The draw for the qualifying stages of the 2018 World Cup took was conducted while I was asleep. To be honest, I’d forgotten that it was even taking place last weekend. When I awoke, it was to discover the sudden appearance of Mel Gibson all over my Facebook feed. There he was, charging forward, arm extended, offering the hand of … well, not exactly friendship.
Scotland v England; the auld enemy drawn together in the same group. Two competitive matches to anticipate. Fortunately, the recent progress that Scotland has made under Gordon Strachan means that those matches will actually be competitive. England start as big favourites of course but they can expect a stern test at both Hampden and Wembley.
Strachan said that “the whole of Scotland are roaring” after the draw: “they make take all three points, but they will never take our underdog sense of grievance” or something like that.
Scotland v England is the oldest international fixture in the world and it may be a little bit of an understatement to describe the rivalry as intense.
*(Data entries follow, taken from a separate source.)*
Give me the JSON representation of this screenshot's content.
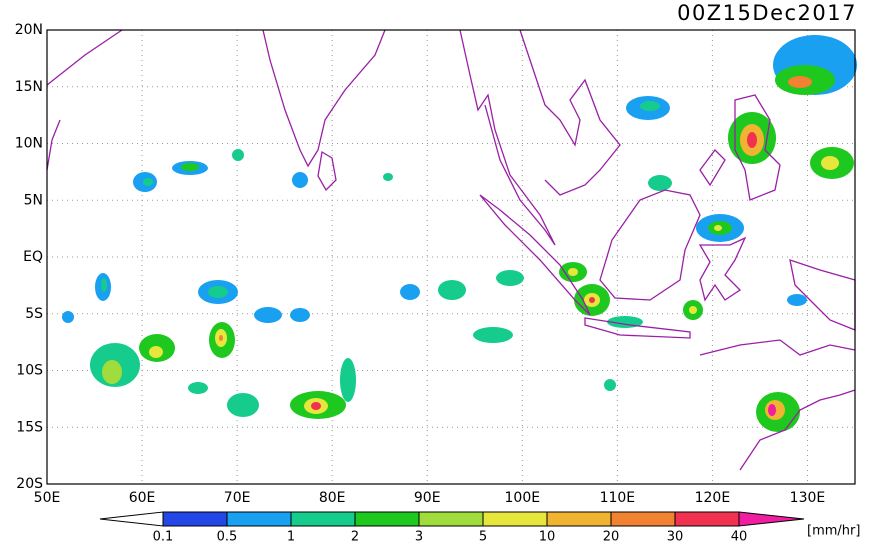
{
  "title": "00Z15Dec2017",
  "lat_labels": [
    "20N",
    "15N",
    "10N",
    "5N",
    "EQ",
    "5S",
    "10S",
    "15S",
    "20S"
  ],
  "lon_labels": [
    "50E",
    "60E",
    "70E",
    "80E",
    "90E",
    "100E",
    "110E",
    "120E",
    "130E"
  ],
  "colorbar": {
    "labels": [
      "0.1",
      "0.5",
      "1",
      "2",
      "3",
      "5",
      "10",
      "20",
      "30",
      "40"
    ],
    "colors": [
      "#ffffff",
      "#2346e6",
      "#1aa0f0",
      "#16cc8c",
      "#1ec81e",
      "#a0dc3c",
      "#e6e63c",
      "#f0b432",
      "#f08232",
      "#f03250",
      "#f01ea0"
    ],
    "unit": "[mm/hr]"
  }
}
I’m all in favour of intense rivalry and even more in favour of the ‘banter’ that stokes it. I must also confess (and I’m not particularly proud of this) that I tend to support whichever opposition England happen to be facing.
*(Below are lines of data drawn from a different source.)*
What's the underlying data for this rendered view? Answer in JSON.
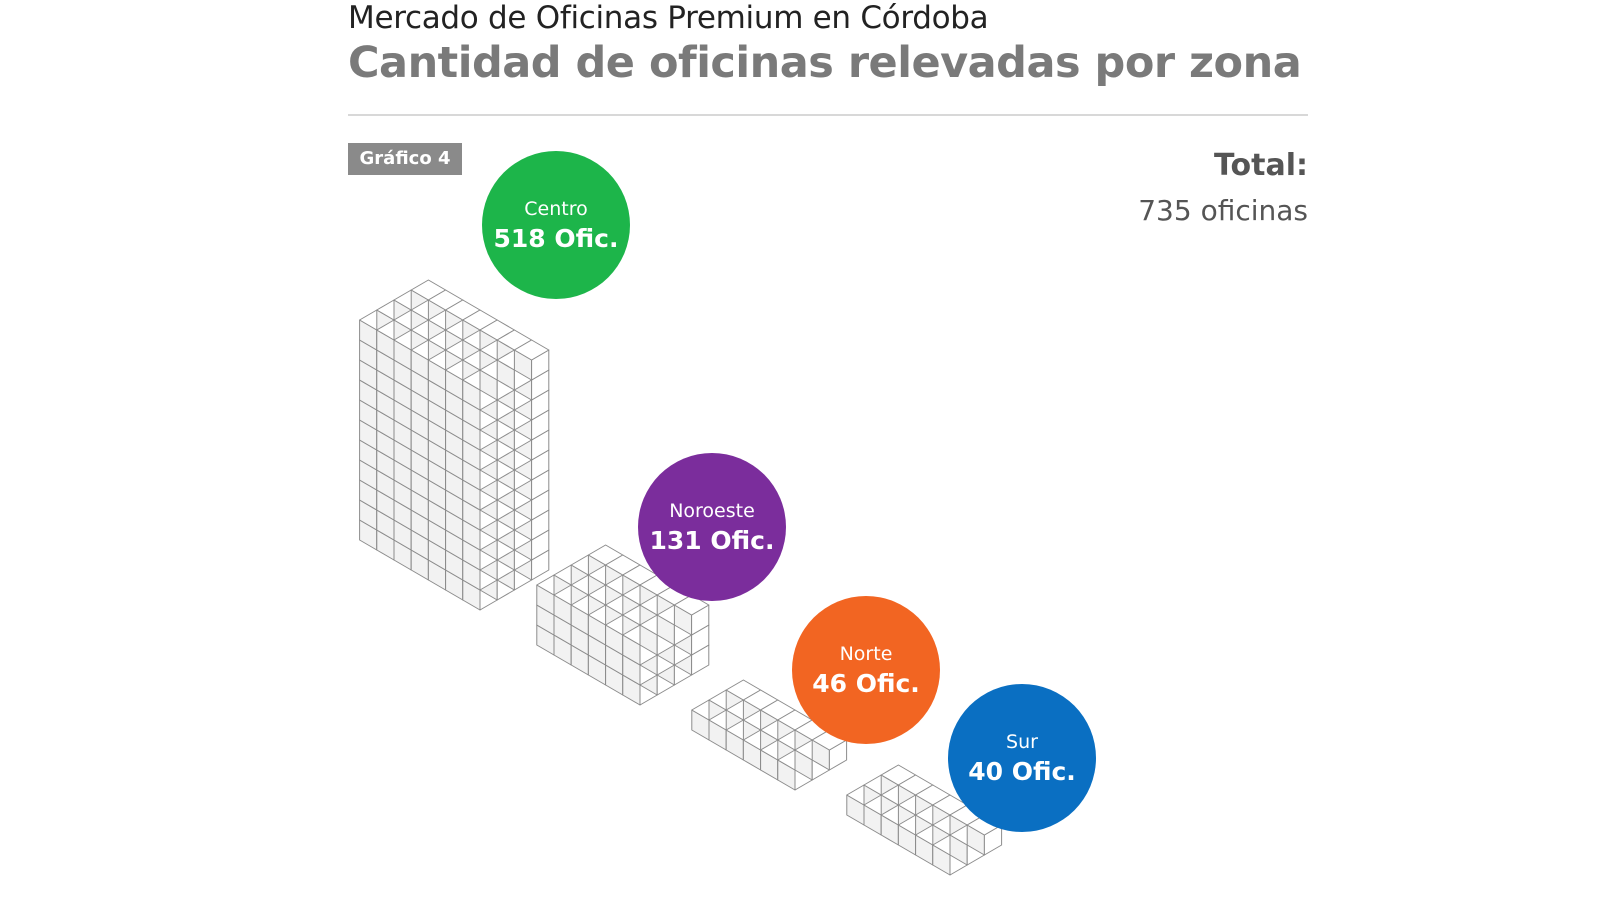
{
  "title": "Mercado de Oficinas Premium en Córdoba",
  "subtitle": "Cantidad de oficinas relevadas por zona",
  "figure_tag": "Gráfico 4",
  "total": {
    "label": "Total:",
    "value": "735 oficinas"
  },
  "colors": {
    "Centro": "#1db54a",
    "Noroeste": "#7b2d9c",
    "Norte": "#f26522",
    "Sur": "#0a6fc2",
    "cube_face": "#ffffff",
    "cube_stroke": "#8c8c8c"
  },
  "chart_data": {
    "type": "bar",
    "title": "Cantidad de oficinas relevadas por zona",
    "categories": [
      "Centro",
      "Noroeste",
      "Norte",
      "Sur"
    ],
    "values": [
      518,
      131,
      46,
      40
    ],
    "unit": "Ofic.",
    "value_labels": [
      "518 Ofic.",
      "131 Ofic.",
      "46 Ofic.",
      "40 Ofic."
    ]
  }
}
That said, I have very little time for the ‘stand up if you hate England’ brigade. It’s a song (and there are plenty of others like it) that gets repeated airings at Hampden and never fails to strike me as rather pathetic.
I am a very patriotic Scot but not a nationalist (at least not in the contemporary context of Scottish politics). I think there’s a perfectly reasonable case to be made for Scottish independence and it’s one that it is sometimes but not always made by the SNP. It’s not a case that I find entirely convincing however and that’s why I would’ve voted no in last year’s referendum if I’d been entitled to vote (something denied to me as a Scot living overseas).
While there were some very positive aspects of the referendum campaign – the level of engagement among young people for instance – it did bring to the surface the dark and unseemly underbelly of Scottish nationalism. There lurks hatred of the English and indeed hatred of anyone (“traitors” is the term often employed) of anyone who doesn’t share their zeal for independence.
I sincerely hope that the forthcoming games are remembered as a sporting spectacle and that the banter remains exactly that and doesn’t become something altogether uglier.
The matches promise to be two great occasions and you should definitely take the chance to watch if you like your football with a generous side serving of intensity. These will be games for the brave rather than faint of heart, on the pitch and in the stands.